Not a bone in his body was broken. He was bruised and scratched all over, and there were three cuts—none of them serious—on his head. The board stretched across the shaft, twenty feet from the bottom, had saved him from being dashed to pieces; but had inflicted, at the same time, where his left side had struck it, the only injury that appeared dangerous to the medical man—a large, hard lump that could be felt under the bruised skin. The boy showed no symptoms of fever; his pulse, day after day, was found never varying from eighty-two to the minute; his appetite was voracious; and the internal functions of his body only required a little ordinary medicine to keep them properly at work. In short, nothing was to be dreaded but the chance of the formation of an abscess in his left side, between the hip and ribs. He had been under medical care exactly one week, when I accompanied the doctor on a visit to him.
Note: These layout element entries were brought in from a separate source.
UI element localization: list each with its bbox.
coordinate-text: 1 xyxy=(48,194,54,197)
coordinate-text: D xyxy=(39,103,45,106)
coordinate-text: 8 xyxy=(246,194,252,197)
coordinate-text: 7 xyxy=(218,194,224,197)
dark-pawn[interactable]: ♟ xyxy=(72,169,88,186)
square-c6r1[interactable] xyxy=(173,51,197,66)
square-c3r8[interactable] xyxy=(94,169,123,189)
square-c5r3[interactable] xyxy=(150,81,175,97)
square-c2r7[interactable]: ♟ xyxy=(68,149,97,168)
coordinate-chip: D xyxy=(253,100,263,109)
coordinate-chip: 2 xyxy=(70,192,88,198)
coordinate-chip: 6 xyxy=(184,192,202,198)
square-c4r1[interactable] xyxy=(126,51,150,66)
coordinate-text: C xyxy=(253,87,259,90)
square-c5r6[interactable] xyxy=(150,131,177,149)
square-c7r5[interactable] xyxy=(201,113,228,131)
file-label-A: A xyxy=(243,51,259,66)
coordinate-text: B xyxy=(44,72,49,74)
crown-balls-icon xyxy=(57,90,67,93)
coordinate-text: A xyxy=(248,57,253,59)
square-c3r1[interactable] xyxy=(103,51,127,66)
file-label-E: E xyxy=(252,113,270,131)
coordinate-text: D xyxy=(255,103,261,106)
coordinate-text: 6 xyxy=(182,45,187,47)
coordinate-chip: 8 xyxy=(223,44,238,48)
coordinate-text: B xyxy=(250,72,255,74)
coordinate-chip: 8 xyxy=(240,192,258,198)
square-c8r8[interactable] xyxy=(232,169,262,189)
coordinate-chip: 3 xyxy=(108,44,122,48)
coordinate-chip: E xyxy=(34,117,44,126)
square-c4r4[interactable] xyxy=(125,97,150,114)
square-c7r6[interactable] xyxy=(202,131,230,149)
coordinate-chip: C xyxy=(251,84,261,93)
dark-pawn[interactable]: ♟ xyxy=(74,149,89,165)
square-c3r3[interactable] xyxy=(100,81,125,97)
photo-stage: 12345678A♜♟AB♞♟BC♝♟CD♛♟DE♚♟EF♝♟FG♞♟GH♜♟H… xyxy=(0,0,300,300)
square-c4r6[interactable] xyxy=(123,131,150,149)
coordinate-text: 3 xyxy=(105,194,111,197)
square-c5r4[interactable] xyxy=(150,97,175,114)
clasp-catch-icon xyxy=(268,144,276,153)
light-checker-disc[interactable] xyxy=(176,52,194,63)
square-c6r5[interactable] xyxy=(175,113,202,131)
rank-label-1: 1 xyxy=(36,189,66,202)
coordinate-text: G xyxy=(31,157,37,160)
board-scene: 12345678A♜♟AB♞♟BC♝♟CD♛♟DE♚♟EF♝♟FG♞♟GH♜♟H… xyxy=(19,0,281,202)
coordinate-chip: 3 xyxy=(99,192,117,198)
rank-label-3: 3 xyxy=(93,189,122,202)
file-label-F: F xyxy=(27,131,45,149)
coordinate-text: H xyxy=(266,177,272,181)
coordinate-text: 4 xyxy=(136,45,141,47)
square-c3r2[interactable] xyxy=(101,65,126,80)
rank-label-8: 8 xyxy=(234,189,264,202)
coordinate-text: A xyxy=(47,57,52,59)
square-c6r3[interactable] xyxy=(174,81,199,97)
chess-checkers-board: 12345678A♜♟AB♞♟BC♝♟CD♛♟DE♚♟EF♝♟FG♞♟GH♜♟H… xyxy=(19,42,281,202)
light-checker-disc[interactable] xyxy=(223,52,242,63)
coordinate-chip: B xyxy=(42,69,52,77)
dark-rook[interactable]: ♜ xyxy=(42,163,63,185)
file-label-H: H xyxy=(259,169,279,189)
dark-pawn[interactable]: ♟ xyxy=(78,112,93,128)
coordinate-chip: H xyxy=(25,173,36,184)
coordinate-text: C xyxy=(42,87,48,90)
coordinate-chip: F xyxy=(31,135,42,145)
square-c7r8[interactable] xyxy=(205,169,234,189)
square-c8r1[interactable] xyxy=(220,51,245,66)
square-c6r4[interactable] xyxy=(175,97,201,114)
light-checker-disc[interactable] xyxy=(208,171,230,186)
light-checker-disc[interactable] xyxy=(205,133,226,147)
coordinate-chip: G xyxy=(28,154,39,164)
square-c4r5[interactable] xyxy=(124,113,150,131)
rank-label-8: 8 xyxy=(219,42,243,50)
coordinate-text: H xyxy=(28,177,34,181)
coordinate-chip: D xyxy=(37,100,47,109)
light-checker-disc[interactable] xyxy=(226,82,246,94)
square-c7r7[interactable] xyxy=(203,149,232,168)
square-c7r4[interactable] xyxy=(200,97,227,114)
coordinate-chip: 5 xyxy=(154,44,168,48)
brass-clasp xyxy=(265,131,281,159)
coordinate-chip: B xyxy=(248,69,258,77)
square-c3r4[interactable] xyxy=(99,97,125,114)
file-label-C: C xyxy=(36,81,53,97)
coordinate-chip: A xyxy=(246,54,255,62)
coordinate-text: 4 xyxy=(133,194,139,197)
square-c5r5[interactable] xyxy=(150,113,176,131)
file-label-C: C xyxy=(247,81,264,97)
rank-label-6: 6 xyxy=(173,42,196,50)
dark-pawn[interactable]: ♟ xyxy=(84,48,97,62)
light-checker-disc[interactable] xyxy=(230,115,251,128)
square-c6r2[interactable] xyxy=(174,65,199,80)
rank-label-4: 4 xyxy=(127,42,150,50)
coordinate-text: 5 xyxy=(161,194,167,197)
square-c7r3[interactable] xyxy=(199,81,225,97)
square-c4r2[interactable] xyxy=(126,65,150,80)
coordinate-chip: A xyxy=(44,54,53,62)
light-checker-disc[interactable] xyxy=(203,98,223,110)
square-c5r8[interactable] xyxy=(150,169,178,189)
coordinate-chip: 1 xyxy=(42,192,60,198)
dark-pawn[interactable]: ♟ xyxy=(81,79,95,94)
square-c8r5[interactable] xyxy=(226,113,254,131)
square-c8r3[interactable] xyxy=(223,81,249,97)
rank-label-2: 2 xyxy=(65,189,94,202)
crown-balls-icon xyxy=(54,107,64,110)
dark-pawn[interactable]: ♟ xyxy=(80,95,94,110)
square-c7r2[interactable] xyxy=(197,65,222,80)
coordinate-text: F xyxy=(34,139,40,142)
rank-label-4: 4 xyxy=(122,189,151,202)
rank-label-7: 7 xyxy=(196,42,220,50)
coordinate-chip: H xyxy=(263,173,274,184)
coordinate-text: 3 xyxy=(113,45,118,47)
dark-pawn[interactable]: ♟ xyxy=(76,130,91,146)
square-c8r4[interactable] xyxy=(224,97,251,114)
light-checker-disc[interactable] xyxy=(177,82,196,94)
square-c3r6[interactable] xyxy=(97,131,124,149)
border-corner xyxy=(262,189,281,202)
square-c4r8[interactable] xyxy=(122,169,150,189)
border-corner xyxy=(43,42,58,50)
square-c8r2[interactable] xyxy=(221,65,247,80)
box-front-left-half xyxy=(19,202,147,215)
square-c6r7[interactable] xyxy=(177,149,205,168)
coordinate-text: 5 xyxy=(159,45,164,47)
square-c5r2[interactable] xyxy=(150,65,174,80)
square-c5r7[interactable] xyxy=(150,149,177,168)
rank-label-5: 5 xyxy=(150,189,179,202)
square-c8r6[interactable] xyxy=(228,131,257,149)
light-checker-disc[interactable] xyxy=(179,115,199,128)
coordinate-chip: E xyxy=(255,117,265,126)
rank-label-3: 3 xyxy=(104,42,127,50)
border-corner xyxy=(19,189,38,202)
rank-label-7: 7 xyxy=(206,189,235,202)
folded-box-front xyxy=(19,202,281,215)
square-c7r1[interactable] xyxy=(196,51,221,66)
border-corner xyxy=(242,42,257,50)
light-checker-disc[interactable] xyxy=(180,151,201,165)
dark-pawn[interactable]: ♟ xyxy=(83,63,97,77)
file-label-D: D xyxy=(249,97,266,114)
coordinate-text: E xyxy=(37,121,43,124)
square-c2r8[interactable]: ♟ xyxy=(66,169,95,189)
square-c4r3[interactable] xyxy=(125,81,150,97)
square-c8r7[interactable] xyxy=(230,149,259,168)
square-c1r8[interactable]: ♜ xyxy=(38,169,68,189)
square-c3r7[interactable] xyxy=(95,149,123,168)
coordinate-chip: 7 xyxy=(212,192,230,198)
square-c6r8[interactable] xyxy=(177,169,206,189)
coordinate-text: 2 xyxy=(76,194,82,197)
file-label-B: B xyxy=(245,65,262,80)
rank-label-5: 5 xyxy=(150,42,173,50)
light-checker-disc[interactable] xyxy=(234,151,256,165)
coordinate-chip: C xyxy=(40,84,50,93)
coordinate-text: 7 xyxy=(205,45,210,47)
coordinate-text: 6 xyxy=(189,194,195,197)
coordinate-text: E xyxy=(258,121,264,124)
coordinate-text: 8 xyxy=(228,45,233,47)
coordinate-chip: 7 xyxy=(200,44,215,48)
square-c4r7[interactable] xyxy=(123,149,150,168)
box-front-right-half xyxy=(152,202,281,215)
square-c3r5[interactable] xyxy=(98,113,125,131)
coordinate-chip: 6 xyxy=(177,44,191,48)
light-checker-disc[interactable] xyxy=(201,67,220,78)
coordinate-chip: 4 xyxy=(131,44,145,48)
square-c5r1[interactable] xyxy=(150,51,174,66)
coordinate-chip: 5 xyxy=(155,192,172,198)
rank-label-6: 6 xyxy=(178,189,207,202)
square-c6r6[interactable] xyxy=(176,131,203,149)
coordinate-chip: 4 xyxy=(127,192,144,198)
The cottage where he lived with his parents, though small, was neat and comfortable. We found him lying in bed, awake. He looked sleepy and lethargic; but his skin was moist and cool; his face displayed neither paleness, nor injury of any kind. He had just eaten a good dinner of rabbit-pie; and was anxious to be allowed to sit up in a chair, and amuse himself by looking out of the window. His left side was first examined. A great circular bruise discolored the skin, over the whole space between the hip and ribs; but on touching it, the doctor discovered that the lump beneath had considerably decreased in size, and was much less hard than it had felt during previous visits. Next, we looked at his back and arms—they were scratched and bruised all over; but nowhere seriously. Lastly, the dressings were taken off his head, and three cuts were disclosed, which even a non-medical eye could easily perceive to be of no great importance. Such were all the results of a fall of seventy-eight feet!

The boy's father reiterated to me the account of the accident, just as I had already heard it from the doctor. How it happened, he said, could only be guessed, for his son had completely forgotten all the circumstances immediately preceding the fall; neither could he communicate any of the sensations which must have attended it. Most probably, he had been sitting dangling his legs idly over the mouth of the shaft, and had so slipped in. But, however the accident really happened, there the sufferer was before us—less seriously hurt than many a lad who has trodden on a piece of orange peel as he was walking along the street.